А мальчик? Две сестры, призвав на помощь Кольшмидта, с трудом вытащили его из мотни, он не сопротивлялся, но и не понимал, что от него хотят; опустив голову, будто собираясь боднуть, обмякший, ничего не соображающий, невозмутимый в своей отъединенности, дал он себя извлечь и, тяжело дыша, стоял окруженный нами.

— Все хорошо, Йохен, — сказала одна из сестер, — сейчас пойдем домой, и ты выпьешь горячего какао, но сначала дай сюда птицу. — Мальчик привычным жестом обтер руки о штаны. — Дай сюда птицу, — мягко повторила сестра и засунула руку мальчику за пазуху, опустила ее глубже, мальчик хрюкнул, рука сестры, шаря, скользнула по животу, задержалась и вытащила за хвостовые перья мертвую птицу. Мальчик хотел схватить птицу, но промахнулся. — Вот так, а теперь пойдем, как паиньки, домой, выпьете что-нибудь горячее, и спать. — Мальчик сложил руку горстью и приложил к уху, услышал то, что было доступно лишь ему одному, не стал артачиться, пошел своей охотой, только время от времени останавливался и сосредоточенно прислушивался к чему-то.

Итак, обратно к «Горизонту». Сестры, дети, экономка и даже обе кухарки вышли на площадку нас встречать; восклицания, объятия, исполненные облегчения порывистые поцелуи. Нашлись! Наконец-то! Я заглянул в открытую дверь, отца там не было, и вдруг увидел девочку, которая каждое утро неуклюже махала мне, когда я проезжал мимо, а иногда днем, сидя на подоконнике в синем халатике, тоже махала мне. Я даже придумал для нее имя: я называл ее Нина. Она переступила порог и, неуверенно двигаясь, вышла на площадку.

Я подал ей знак, она не поняла. Я кивнул ей, она это заметила, но не отвечала на приветствие. Стараясь по возможности не привлекать внимания, я пододвинулся к ней ближе, улыбнулся, закивал и, чтобы напомнить, кто я, подражая ей, неуклюже помахал, она не видела или увидела, но не вспомнила, а когда я протиснулся К ней на такое расстояние, что мог бы дотронуться до нее рукой, она вдруг завизжала от страха и обхватила сестру, ища у нее защиты. Мне не оставалось ничего другого, как молча убраться, я протолкался сквозь оживленную группку детей и взрослых, провожаемый удивленным взглядом сестры, которая рассеянно гладила девочку и утешала ее. А вот и мой велосипед, я повел его на дамбу, встал на педаль, оттолкнулся, как отталкивался отец, вскочил в седло и, всем весом нажимая на педали, покатил в сторону Ругбюля.

— Придешь ты когда-нибудь или нет? — крикнула Хильке с крыльца. — Сколько мне еще греть для тебя рис? — Значит, рис с сахаром и корицей, а может, даже и с фруктовым супом. Я сказал:

— Нечего себя нарочно взвинчивать, — а она уже потише и примирительно:

— Я два раза его разогревала, Зигги. Где ты пропадаешь? — Указание обращаться со мной если не почтительно, то, во всяком случае, предупредительно побудило ее отобрать у меня портфель, подмигнуть и слегка провести рукой по моему затылку. Она собиралась взять меня за руку, но я счел это неуместным и затрусил вслед за ней на кухню.

— Отец дома?

— Нет, его нет, отца вызвали в «Горизонт», там опять что-то стряслось — двое будто бы сбежали, утонули, может.
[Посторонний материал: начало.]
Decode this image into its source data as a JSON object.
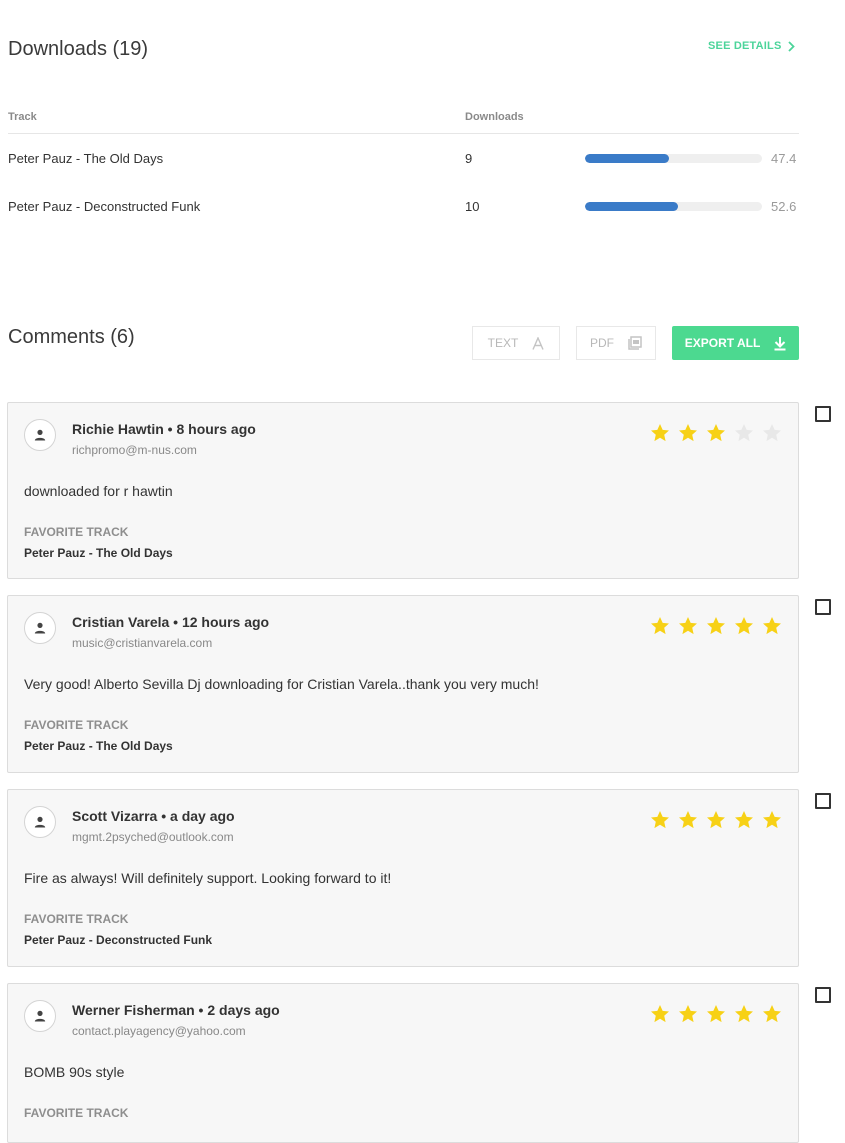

— Дай мне лучше поесть, вместо того чтобы толковать о том, чего не знаешь. — Значит, все-таки рис с фруктовым супом. Тарелка опустилась передо мной и была небрежно отодвинута. Хильке обиделась. — Просто двое ребят заблудились, я как раз оттуда и сам помогал искать, представляешь, они забрались в сети птичьего смотрителя.

— Так вот почему, а мы боялись, не случилось ли что с тобой.

— А как сегодня в школе?

— Да ничего. — Это спросила вовсе не Хильке, последний вопрос задала мать, которая незаметно вошла с распущенными волосами и переброшенным через плечо полотенцем, она собиралась мыть голову. Мне незачем было оборачиваться, чтобы узнать, как она выглядит и что делает, я и так знал, что на ней салатного цвета комбинация, на ногах стоптанные, в засохших брызгах пены кожаные шлепанцы; вот она берет из шкафа шампунь, вот ополаскивает таз, вот спускает с мясистых плеч, усеянных веснушками и родинками, бретельки. Наливает в таз теплую воду.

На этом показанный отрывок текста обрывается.